Debug claim decomposition:

chaincheck check --response "..." --context "..." --debug-claims
# prints extracted atomic claims before the scoring table
# useful for diagnosing why a known hallucination was missed

Start the API server:

chaincheck serve --port 8000
# → http://localhost:8000/docs

Which method should I use?

Situation Recommended
You have a context/reference document (RAG) --methods nli,judge (default)
High throughput, latency < 100 ms per check --methods nli
Fast LLM check without NLI model download --methods qa
You want to flag borderline cases for human review --cascade — runs NLI first, judge only on 0.2–0.8 scores
Checking open-ended generation with no ground truth --methods consistency
Need the highest-precision signal (95.5%) --methods judge

QA method (--methods qa) — asks the LLM "does the context support this claim? yes/no" at temperature=0. No chain-of-thought, ~3× fewer output tokens than judge. Useful when you want an LLM check but don't want to download the NLI model, or as a fast second opinion.

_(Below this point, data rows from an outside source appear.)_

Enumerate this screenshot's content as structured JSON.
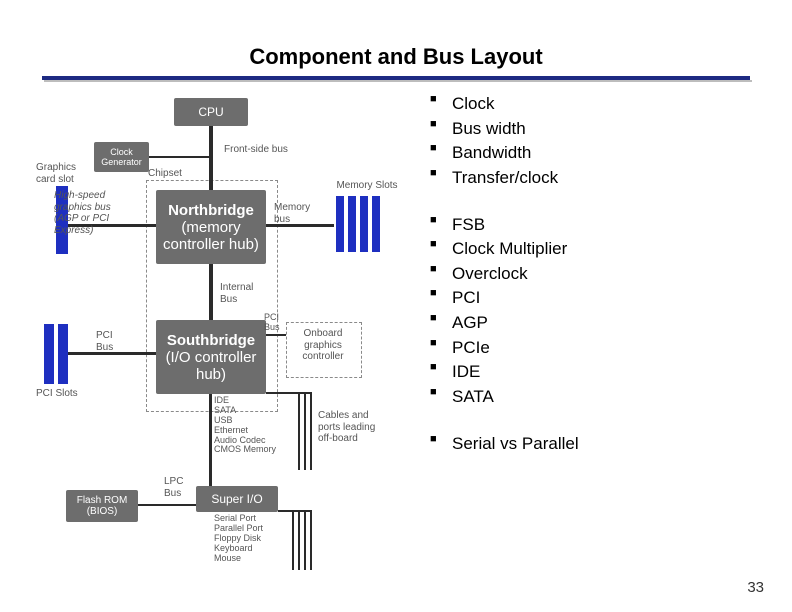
{
  "title": "Component and Bus Layout",
  "page_number": "33",
  "bullets": {
    "group1": [
      "Clock",
      "Bus width",
      "Bandwidth",
      "Transfer/clock"
    ],
    "group2": [
      "FSB",
      "Clock Multiplier",
      "Overclock",
      "PCI",
      "AGP",
      "PCIe",
      "IDE",
      "SATA"
    ],
    "group3": [
      "Serial vs Parallel"
    ]
  },
  "diagram": {
    "cpu": "CPU",
    "clockgen": "Clock\nGenerator",
    "northbridge": "Northbridge",
    "northbridge_sub": "(memory\ncontroller hub)",
    "southbridge": "Southbridge",
    "southbridge_sub": "(I/O controller\nhub)",
    "superio": "Super I/O",
    "flashrom": "Flash ROM\n(BIOS)",
    "onboard_gfx": "Onboard\ngraphics\ncontroller",
    "labels": {
      "gfx_slot": "Graphics\ncard slot",
      "hs_gfx": "High-speed\ngraphics bus\n(AGP or PCI\nExpress)",
      "fsb": "Front-side\nbus",
      "chipset": "Chipset",
      "mem_slots": "Memory Slots",
      "mem_bus": "Memory\nbus",
      "internal_bus": "Internal\nBus",
      "pci_bus": "PCI\nBus",
      "pci_slots": "PCI Slots",
      "sb_ports": "IDE\nSATA\nUSB\nEthernet\nAudio Codec\nCMOS Memory",
      "cables": "Cables and\nports leading\noff-board",
      "lpc_bus": "LPC\nBus",
      "sio_ports": "Serial Port\nParallel Port\nFloppy Disk\nKeyboard\nMouse"
    }
  }
}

Consistency detects when a model gives inconsistent answers to the same question. It scores F1=0.000 on HaluEval (confidently wrong models are consistently wrong). Use it only for open-ended generation with no reference context — it is not a substitute for NLI or judge on context-grounded tasks.

Logprobs requires a prompt and is most useful as a cheap pre-filter: high token uncertainty correlates with hallucination risk but does not catch confident errors.


API reference

POST /check

{
  "response": "string (required)",
  "context": "string (optional)",
  "prompt": "string (optional)",
  "methods": ["nli", "consistency", "judge"]
}

Response — DetectionResult:

{
  "response": "...",
  "claims": ["claim 1", "claim 2"],
  "method_results": {
    "nli": {
      "method": "nli",
      "claims": [
        {
          "claim": "claim 1",
          "label": "supported | unsupported | contradicted | unknown",
          "confidence": 0.93,
          "evidence": "relevant quote from context",
          "method": "nli"
        }
      ],
      "raw_score": 0.07,
      "latency_ms": 210.4
    }
  },
  "aggregate_score": 0.12,
  "risk_level": "low | medium | high",
  "latency_ms": { "nli": 210.4, "judge": 340.1 },
  "request_id": "uuid"
}

POST /stream — same body as /check, returns text/event-stream. Events arrive as each method completes:

data: {"type": "claims",  "claims": ["...", "..."], "request_id": "uuid"}
data: {"type": "method",  "method": "nli",   "score": 0.12, "latency_ms": 210}
data: {"type": "method",  "method": "judge",  "score": 0.08, "latency_ms": 1340}
data: {"type": "result",  "data": {...full DetectionResult...}}
data: [DONE]

POST /batch — same as /check but body is {"inputs": [...]}, returns array.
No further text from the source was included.